A contrast of character is effective and necessary for any medium. Wirt (Elijah Wood) and Greg (Collin Dean) are brothers at war with one another, even if they do not notice it. From the immediate first scenes with them, the difference of tact and dissimilarity between the two is showcased. We have our struggle, and merely need to follow Over the Garden Wall through as it enchants its audience and paints a marvellous picture of brothers trying to make their way home.
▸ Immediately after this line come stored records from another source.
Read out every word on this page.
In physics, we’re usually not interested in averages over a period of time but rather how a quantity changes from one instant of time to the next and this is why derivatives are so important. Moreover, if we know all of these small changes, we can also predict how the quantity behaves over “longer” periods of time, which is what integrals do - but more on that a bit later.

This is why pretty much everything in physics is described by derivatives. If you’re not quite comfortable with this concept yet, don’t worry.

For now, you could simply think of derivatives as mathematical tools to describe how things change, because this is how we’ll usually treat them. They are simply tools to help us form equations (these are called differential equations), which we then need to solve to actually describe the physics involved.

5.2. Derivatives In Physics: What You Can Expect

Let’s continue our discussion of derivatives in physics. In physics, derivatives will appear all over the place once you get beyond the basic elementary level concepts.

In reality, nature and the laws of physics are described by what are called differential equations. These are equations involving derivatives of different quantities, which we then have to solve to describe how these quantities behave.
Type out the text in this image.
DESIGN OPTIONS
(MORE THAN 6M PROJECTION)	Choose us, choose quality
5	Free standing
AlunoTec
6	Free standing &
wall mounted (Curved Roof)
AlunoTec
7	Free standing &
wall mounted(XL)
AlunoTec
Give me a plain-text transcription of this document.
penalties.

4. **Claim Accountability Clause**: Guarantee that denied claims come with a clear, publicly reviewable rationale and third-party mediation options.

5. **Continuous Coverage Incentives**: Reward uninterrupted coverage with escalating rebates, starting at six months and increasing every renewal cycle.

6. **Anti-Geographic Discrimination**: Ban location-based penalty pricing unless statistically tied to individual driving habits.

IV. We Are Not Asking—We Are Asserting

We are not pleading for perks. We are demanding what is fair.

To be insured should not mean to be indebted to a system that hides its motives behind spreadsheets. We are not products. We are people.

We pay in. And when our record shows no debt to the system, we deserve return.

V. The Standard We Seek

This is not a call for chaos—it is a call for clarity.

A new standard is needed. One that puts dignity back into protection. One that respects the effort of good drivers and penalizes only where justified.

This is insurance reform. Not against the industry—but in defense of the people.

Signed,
Their vain attempts at doing so are futile and fun at times, with some clear highlights shining through.
Its humour is a little too American for me, that does appear to be the disease afflicting Over the Garden Wall. Greg and the childish randomness wanes once in a while and becomes complacent and tiring. The jarring disposition between the world-weary Wirt and innocent Greg is nicely compared, but the grinding spectacle of coward and idiot combining forces to fend off danger after danger does tire from time to time. It is the sudden, smaller jokes that are the most engaging and rewarding. The act of Greg stepping on a pumpkin is not the best prepared, but the fumbling around with the pumpkin on his foot is. Having said that though, there is a throwaway gag where a midwife gags up a fish, and it is never held in the frame for more than a few moments. That randomness is beautiful. There are nightmarish conclusions to the normalcy, and there is a creepy undertone to many of the moments. It is realised well, and that is perhaps the best offering Over the Garden Wall has.
But where the bouts of writing fail in that modern Cartoon Network style, Over the Garden Wall comes to life in its eerie creativity and fantastic animation. It is inspiring, certainly, it is just a shame the writing staggers around when the animation excels. They are lovely, ten-minute pockets of different events and characters, with some more stimulating than others. Its music is tremendous and when paired with the scenery and surroundings of Wirt and Greg, it is hard not to lose yourself in the creative world director Nate Cash has constructed. Thanks to some exceptional stylish choices from Cash, Over the Garden Wall grows and grows from relative oddity to strangely brilliant oddity.
Over the Garden Wall is a nice enough time, exploring themes of responsibility and brotherhood, with a new addition to each episode to showcase some moral disparity or event. Confronting your fear of the unknown seems key, but for someone that was scared of Legend of Zelda: Majora’s Mask as a kid, I doubt there’s much hope for me. There is a degree to Over the Garden Wall, that, for some reason, reminds me of that old game. Maybe it is the worldbuilding or that fear of the unknown Over the Garden Wall is so desperate for me to confront. Regardless of that, the show is fun, the cast is enjoyable and Cash has provided a ten-episode piece of creativity.